Answer : The excess reactant is, $H_2O$

The leftover amount of excess reagent is, 7.2 grams.

Solution : Given,

Mass of $CaCN_2$ = 105.0 g

Mass of $H_2O$ = 78.0 g

Molar mass of $CaCN_2$ = 80.11 g/mole

Molar mass of $H_2O$ = 18 g/mole

Molar mass of $CaCO_3$ = 100.09 g/mole

First we have to calculate the moles of $CaCN_2$ and $H_2O$ .

$\text{ Moles of }CaCN_2=\frac{\text{ Mass of }CaCN_2}{\text{ Molar mass of }CaCN_2}=\frac{105.0g}{80.11g/mole}=1.31moles$

$\text{ Moles of }H_2O=\frac{\text{ Mass of }H_2O}{\text{ Molar mass of }H_2O}=\frac{78.0g}{18g/mole}=4.33moles$

Now we have to calculate the limiting and excess reagent.

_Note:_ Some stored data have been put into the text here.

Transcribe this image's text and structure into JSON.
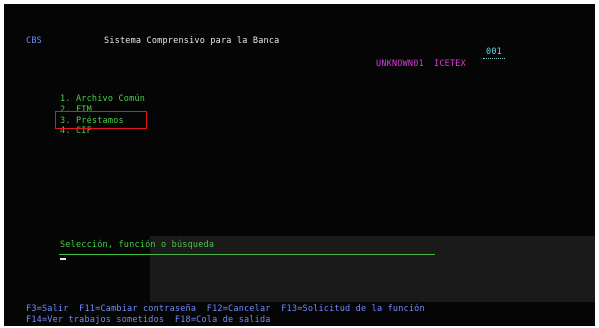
{
  "header": {
    "system_id": "CBS",
    "title": "Sistema Comprensivo para la Banca",
    "session_number": "001",
    "user": "UNKNOWN01",
    "terminal": "ICETEX"
  },
  "menu": {
    "items": [
      {
        "label": "1. Archivo Común"
      },
      {
        "label": "2. FTM"
      },
      {
        "label": "3. Préstamos"
      },
      {
        "label": "4. CIF"
      }
    ]
  },
  "command": {
    "prompt": "Selección, función o búsqueda",
    "value": ""
  },
  "function_keys": {
    "line1": "F3=Salir  F11=Cambiar contraseña  F12=Cancelar  F13=Solicitud de la función",
    "line2": "F14=Ver trabajos sometidos  F18=Cola de salida"
  },
  "colors": {
    "background": "#050505",
    "header_id": "#6f8cff",
    "title": "#e8e8e8",
    "user_info": "#d83bd8",
    "menu": "#45d145",
    "function_keys": "#6f8cff",
    "selection_box": "#e01818"
  }
}
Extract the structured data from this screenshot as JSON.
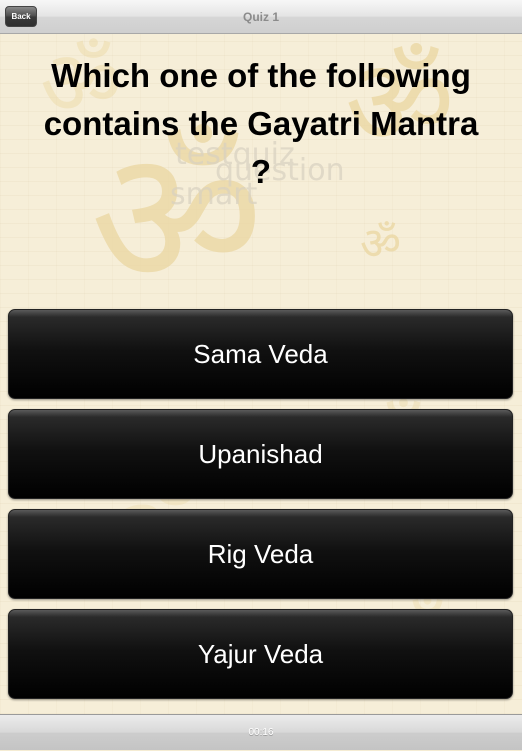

The balanced chemical reaction is,

$CaCN_2+3H_2O\rightarrow CaCO_3+2NH_3$

From the balanced reaction we conclude that

As, 1 mole of $CaCN_2$ react with 3 mole of $H_2O$

So, 1.31 moles of $CaCN_2$ react with $1.31\times 3=3.93$ moles of $H_2O$

From this we conclude that, $H_2O$ is an excess reagent because the given moles are greater than the required moles and $CaCN_2$ is a limiting reagent and it limits the formation of product.

Left moles of excess reactant = 4.33 - 3.93 = 0.4 moles

Now we have to calculate the mass of excess reactant.

$\text{ Mass of excess reactant}=\text{ Moles of excess reactant}\times \text{ Molar mass of excess reactant}(H_2O)$